Tuesday, our one day of no hiking, Maine cold, Maine rainy, Maine raw, so raw as to make me put on gloves in June, we assuaged our dismay at the weather by putting in highly choreographed long run. Departing from the famed Jordan Pond House, DDY headed clockwise on the “Around the Mountain” eleven mile loop, while I pushed the pace heading east to Bubble Pond before joining her route in the opposite direction, providing us with a Moment of Zen (Oh! John Stewart! We will SO miss you!) as we passed each other on the north side of Sargent Mountain where the views would have been sublime…save that Maine weather. Then, with the intent of covering a few more of the few remaining roads I’d yet traversed, I headed south to tie into the route of Sunday’s run, meaning the last of my sixteen miles, intricately planned to finish within two minutes of DDY, ended seriously uphill, agonizing, yet climbing on a new road (for me) through the valley of a rumbling brook so beautiful it was hard to care about the effort.

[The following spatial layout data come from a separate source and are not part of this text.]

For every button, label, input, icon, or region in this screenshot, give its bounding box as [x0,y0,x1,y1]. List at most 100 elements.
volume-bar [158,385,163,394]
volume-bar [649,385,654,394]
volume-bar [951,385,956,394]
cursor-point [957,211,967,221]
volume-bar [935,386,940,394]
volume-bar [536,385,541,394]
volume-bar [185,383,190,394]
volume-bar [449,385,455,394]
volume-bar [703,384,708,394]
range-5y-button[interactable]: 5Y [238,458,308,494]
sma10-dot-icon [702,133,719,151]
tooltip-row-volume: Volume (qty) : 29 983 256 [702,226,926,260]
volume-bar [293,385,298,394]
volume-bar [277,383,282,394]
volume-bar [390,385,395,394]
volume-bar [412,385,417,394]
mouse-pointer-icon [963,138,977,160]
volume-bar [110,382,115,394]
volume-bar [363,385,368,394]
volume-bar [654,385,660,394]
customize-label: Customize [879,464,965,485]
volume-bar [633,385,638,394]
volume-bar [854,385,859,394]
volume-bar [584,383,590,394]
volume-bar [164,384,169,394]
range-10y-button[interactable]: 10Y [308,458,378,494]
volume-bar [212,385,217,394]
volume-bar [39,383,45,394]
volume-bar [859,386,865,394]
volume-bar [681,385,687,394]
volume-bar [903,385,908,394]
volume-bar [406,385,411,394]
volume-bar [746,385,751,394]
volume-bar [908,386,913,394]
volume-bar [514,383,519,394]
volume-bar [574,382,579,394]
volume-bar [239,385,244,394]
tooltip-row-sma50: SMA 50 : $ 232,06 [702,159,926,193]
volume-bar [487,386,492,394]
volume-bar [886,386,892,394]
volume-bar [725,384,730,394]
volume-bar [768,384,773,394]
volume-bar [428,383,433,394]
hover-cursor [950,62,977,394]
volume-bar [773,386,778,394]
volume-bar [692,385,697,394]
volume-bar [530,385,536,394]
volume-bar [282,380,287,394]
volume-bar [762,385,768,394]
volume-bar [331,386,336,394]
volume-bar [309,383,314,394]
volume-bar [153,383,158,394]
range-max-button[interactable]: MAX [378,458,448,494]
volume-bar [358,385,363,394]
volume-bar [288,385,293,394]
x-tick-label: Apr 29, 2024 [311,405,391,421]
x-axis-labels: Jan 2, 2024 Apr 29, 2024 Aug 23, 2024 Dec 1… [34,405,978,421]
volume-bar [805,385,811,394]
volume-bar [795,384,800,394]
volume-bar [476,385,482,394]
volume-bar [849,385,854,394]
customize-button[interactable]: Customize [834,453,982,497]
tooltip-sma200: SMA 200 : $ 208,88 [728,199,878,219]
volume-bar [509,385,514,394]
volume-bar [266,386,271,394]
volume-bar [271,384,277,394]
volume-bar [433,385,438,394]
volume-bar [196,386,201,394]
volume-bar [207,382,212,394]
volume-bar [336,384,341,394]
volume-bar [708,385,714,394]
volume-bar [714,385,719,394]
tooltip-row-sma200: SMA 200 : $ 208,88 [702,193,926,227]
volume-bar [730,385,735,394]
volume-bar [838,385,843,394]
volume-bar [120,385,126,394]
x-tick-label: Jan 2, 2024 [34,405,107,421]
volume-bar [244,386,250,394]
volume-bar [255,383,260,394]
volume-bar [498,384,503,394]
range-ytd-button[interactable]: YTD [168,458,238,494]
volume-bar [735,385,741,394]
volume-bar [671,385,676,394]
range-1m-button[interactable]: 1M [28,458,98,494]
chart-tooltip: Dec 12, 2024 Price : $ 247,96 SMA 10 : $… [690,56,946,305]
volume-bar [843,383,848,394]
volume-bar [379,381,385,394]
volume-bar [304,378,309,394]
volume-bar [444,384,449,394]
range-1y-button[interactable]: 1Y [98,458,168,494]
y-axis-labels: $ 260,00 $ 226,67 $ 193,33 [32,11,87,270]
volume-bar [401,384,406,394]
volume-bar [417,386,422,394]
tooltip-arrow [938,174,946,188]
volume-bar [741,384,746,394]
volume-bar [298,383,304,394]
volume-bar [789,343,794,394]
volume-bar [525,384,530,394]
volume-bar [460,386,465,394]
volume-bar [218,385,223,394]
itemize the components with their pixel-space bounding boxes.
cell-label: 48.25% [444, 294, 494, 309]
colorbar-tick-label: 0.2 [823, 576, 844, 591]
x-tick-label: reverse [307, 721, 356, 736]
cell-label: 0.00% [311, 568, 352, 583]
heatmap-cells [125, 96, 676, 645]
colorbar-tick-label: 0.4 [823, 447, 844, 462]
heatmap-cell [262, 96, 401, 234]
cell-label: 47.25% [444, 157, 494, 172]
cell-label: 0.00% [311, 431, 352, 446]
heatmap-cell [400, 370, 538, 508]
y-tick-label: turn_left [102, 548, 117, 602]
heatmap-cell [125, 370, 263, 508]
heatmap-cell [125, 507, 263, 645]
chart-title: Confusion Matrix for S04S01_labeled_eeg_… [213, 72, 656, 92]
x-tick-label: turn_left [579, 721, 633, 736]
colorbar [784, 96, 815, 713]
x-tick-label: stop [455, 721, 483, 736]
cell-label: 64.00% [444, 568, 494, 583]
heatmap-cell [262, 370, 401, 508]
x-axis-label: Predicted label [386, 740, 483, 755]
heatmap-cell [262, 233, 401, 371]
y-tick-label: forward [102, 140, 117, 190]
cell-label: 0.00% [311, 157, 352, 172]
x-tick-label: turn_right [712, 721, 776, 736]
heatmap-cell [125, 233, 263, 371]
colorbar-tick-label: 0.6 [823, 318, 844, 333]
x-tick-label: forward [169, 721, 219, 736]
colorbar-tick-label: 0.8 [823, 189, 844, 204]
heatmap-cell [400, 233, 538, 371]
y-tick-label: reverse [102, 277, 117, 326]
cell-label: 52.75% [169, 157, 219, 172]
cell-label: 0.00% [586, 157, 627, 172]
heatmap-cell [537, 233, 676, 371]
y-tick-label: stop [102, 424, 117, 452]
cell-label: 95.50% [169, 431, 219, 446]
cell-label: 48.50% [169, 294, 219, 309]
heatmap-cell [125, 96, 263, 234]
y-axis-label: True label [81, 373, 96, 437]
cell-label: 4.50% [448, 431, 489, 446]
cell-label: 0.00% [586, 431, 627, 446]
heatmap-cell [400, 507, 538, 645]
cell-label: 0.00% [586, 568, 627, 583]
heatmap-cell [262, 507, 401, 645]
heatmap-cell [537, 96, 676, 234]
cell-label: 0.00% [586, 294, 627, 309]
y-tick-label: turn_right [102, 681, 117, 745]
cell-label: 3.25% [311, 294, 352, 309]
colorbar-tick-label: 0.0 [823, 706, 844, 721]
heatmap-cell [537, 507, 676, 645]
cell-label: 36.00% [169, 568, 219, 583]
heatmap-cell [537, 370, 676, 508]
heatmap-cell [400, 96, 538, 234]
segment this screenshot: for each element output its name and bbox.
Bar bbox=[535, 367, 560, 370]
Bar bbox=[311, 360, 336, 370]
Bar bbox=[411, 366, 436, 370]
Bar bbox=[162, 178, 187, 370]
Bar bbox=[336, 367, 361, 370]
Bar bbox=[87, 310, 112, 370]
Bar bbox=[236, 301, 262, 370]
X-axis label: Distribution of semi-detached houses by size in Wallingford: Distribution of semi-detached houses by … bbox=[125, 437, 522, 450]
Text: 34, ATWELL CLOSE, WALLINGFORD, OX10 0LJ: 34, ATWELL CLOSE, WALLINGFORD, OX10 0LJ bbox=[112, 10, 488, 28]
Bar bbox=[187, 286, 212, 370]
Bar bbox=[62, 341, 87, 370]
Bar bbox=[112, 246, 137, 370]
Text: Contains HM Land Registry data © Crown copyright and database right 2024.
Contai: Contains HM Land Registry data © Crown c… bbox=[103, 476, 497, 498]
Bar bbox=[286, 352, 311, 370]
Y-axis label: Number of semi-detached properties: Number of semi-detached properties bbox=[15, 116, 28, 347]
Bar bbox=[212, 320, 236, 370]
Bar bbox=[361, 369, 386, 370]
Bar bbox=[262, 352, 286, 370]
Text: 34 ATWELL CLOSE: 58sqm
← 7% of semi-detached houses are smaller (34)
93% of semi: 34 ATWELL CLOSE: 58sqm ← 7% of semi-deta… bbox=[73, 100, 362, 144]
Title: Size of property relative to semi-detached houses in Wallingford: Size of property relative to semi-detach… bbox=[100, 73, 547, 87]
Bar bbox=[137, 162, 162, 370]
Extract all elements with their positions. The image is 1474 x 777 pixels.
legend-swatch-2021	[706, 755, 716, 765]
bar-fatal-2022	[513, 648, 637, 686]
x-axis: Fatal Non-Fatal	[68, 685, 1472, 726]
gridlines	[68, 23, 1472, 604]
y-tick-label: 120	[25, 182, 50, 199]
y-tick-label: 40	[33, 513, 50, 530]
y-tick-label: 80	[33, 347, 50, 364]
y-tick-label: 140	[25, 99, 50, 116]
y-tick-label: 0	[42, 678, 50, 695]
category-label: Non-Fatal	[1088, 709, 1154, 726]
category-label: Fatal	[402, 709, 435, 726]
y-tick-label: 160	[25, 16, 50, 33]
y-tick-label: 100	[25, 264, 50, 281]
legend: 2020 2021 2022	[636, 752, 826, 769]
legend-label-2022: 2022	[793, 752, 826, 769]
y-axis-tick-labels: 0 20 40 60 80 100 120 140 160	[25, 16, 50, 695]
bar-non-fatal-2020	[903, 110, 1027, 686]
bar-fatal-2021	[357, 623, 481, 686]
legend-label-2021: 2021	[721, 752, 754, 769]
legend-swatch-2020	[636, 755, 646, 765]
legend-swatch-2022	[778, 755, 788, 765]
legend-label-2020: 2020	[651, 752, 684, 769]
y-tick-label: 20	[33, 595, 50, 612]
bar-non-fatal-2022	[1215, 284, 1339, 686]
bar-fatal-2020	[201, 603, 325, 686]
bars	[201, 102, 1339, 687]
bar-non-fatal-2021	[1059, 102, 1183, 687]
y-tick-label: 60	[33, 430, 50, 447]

Thursday, having covered five summits in boots, DDY and I swapped them out for running shoes and set out on a purely tourist circuit on the northern quadrant of the carriage roads, arcing the outer limits of the Witch Hole Pond area. DDY wasn’t quite used to my tourist running mode and was rather surprised by our laissez-faire attitude, stopping for ponds, stopping for turtles, stopping for views, stopping for bridges, stopping for snakes, whatever.

After all, when the forest calls, sometimes you might work hard, but sometimes, you just go with it.